Like other German Pensionskassen, or insurance-type schemes, BVV is heavily exposed to fixed income. The scheme's annual report for last year reflects that again, as it had well over 70% in bonds and bond funds.

Illustrating how the low yields affected its portfolio, BVV said: "Current yields on bonds remain at historic lows. The return for a 10-year German Bund is 3.95%, or under our minimum guarantee for paid-in savings."

BVV's guarantees a 4% return on the savings, which is above the 2.25% absolute minimum offered by other German Pensionskassen.

"In past years, we have done everything we can to compensate for the low bond yields. Indeed, our beneficiaries have gotten minimum returns that exceed those from other insurance-type products," the scheme said.

Yet despite a third straight year of positive equity markets, BVV said it kept equity exposure "virtually unchanged" at 11.8% in 2006. While Pensionskassen face tight investment restrictions, they may invest up to 35% of assets in equities.

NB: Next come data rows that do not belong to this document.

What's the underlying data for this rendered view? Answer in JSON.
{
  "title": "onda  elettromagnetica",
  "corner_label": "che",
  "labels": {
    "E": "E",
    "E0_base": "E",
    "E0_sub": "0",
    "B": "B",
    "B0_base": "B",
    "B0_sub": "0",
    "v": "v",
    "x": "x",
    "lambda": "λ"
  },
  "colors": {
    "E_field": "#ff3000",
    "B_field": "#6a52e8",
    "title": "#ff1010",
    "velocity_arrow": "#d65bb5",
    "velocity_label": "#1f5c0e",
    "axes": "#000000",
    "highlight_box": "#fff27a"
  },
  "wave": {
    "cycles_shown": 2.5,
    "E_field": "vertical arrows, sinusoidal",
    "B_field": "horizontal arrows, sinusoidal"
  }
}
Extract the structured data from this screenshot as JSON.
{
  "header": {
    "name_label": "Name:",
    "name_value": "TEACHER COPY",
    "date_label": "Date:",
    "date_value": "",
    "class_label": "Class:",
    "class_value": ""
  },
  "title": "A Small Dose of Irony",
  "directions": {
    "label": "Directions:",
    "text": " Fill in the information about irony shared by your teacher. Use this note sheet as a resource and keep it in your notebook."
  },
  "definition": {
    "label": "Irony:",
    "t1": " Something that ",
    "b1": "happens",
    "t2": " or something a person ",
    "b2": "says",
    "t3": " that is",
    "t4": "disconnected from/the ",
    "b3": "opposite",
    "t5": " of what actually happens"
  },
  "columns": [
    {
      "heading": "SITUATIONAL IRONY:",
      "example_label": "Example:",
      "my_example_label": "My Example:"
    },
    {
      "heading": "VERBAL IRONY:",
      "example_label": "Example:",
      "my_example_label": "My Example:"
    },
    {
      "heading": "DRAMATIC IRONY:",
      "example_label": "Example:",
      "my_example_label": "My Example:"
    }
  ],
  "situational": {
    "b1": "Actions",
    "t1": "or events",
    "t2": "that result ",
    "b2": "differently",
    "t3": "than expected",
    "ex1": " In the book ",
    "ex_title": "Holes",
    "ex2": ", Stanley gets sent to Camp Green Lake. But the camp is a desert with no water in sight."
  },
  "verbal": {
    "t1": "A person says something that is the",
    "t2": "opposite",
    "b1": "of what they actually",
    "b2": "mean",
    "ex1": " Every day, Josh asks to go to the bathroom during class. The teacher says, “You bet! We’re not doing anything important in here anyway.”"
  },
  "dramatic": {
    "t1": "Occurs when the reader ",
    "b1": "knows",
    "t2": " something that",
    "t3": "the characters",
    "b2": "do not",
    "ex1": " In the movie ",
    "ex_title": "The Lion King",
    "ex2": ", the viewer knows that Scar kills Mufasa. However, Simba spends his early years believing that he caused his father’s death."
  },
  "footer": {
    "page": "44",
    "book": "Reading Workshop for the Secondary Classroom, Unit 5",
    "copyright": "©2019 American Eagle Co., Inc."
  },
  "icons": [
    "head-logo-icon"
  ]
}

Elsewhere in BVV's portfolio, the fund said it had further reduced direct holdings in German real estate to 0.8% of assets.

Its indirect exposure to real estate - via funds - totalled 3.8% of assets and BVV said properties were acquired by the funds in Europe as well as in the US and Canada.

"In 2007, the BVV will further diversify its real estate portfolio by, for example, looking at opportunities in the Asian-Pacific market," the scheme added.

The Berlin-based fund also reaffirmed as part of an overall diversification of its portfolio, it is planning further small investments in hedge funds, private equity and structured products.

IPE previously reported of the €1bn the scheme is to invest annually, 80% is earmarked for bonds - including structured products. The other 20% is to be allocated to other asset classes, including hedge funds and private equity.

Beyond the fact that BVV currently has €120m invested in hedge funds and plans to raise private equity exposure to 1.5% of assets "in the mid-term", no further specifics are known.

BVV now has 320,000 contributing members and just over 85,000 pensioners.